Step-by-step explanation:

The correct expansion of (3x – 2)(2x² + 5) is done by distributing each term in the first binomial across each term in the second binomial. This involves using the distributive property, or FOIL method (First, Outer, Inner, Last), to multiply the terms.

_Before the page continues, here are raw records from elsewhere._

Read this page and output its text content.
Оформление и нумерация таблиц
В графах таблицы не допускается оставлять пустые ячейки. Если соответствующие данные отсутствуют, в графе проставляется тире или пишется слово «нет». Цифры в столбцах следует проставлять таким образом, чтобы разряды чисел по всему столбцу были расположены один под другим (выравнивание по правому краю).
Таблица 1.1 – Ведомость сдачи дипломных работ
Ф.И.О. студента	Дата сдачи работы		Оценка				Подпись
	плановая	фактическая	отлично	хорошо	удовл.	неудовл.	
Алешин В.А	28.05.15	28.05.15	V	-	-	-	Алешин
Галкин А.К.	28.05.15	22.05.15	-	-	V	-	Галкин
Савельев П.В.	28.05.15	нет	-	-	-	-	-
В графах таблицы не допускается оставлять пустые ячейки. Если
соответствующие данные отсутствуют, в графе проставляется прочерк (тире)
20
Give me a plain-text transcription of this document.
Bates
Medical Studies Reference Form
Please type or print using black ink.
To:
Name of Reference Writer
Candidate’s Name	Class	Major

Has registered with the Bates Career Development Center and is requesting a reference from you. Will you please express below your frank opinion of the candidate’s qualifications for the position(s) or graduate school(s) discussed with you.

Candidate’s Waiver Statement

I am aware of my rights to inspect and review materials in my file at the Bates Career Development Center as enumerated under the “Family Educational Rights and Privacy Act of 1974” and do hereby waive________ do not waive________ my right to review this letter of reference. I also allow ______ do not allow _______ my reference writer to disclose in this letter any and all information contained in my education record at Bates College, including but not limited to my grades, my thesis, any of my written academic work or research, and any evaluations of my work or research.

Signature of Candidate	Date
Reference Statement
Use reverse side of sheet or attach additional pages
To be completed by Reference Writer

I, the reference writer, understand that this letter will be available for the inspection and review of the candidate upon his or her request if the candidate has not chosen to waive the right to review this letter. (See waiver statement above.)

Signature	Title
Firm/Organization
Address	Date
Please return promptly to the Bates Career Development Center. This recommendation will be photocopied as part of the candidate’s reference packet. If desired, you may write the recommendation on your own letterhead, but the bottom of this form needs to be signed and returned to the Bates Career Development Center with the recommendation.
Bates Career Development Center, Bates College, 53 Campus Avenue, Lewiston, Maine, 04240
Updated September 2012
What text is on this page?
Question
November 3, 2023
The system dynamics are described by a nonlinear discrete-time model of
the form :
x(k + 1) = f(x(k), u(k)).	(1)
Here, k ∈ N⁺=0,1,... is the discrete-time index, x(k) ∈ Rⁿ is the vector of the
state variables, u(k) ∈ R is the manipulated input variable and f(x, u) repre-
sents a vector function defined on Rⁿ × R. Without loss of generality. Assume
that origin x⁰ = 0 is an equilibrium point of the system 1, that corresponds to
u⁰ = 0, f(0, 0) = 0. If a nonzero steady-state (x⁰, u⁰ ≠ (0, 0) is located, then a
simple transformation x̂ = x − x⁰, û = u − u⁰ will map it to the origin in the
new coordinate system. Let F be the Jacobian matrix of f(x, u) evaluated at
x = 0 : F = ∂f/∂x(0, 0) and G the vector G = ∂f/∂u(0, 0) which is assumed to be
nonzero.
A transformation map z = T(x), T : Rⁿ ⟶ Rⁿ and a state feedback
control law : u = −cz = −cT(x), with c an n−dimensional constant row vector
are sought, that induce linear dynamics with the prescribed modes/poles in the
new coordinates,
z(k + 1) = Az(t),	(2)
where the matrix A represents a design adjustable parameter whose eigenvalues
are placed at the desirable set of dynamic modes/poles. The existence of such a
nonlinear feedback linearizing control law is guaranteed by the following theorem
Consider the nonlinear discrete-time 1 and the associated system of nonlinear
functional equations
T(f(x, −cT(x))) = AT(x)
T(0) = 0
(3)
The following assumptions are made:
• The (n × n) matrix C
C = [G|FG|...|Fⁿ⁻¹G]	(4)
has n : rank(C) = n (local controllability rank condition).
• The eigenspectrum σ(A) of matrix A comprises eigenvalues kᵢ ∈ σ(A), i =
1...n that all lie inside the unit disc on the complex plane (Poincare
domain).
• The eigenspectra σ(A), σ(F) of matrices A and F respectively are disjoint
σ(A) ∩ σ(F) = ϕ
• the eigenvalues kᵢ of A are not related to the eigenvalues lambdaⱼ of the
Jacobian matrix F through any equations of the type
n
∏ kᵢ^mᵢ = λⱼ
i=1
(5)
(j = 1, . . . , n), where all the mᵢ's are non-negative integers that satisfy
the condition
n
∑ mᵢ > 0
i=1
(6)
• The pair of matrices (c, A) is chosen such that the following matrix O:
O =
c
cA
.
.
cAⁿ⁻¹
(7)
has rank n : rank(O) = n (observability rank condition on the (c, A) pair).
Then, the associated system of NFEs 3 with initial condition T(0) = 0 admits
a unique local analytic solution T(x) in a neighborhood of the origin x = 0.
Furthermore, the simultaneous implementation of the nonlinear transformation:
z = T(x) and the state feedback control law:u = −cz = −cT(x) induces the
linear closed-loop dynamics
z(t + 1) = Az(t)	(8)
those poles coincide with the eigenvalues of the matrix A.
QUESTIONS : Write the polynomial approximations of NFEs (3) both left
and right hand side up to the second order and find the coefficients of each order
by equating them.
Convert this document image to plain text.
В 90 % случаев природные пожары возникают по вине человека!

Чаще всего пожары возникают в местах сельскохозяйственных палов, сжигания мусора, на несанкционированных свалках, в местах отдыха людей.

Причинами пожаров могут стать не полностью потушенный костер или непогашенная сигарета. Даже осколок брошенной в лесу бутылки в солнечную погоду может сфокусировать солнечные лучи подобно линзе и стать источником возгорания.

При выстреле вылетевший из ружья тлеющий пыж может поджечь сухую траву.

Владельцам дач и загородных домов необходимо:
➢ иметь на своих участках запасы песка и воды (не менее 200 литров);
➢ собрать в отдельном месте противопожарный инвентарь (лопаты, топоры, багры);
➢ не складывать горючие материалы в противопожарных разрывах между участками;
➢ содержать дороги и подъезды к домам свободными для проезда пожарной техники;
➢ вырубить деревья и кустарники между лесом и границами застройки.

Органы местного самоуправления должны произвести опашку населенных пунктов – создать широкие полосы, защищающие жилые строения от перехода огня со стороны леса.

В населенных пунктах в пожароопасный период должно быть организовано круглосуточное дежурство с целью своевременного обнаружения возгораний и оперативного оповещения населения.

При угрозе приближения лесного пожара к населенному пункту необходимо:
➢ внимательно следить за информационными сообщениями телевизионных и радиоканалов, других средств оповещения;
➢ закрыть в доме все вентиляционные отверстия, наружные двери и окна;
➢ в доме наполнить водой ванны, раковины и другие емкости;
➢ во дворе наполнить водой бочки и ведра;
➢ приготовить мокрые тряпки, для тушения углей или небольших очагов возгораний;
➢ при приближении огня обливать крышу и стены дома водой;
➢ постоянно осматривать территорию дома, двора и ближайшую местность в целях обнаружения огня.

We do this step by step:

1. Multiply 3x by 2x²: 3x × 2x² = 6x³
2. Multiply 3x by 5: 3x × 5 = 15x
3. Multiply -2 by 2x²: -2 × 2x² = -4x²
4. Multiply -2 by 5: -2 × 5 = -10

Adding these results together, we get:

6x³ + 15x - 4x² - 10, which corresponds to Option A. This is the correct expansion for the given expression.

Option B is incorrect because it incorrectly adds the product of 2 and 2x², and option C also is incorrect as it misrepresents the distribution of the terms.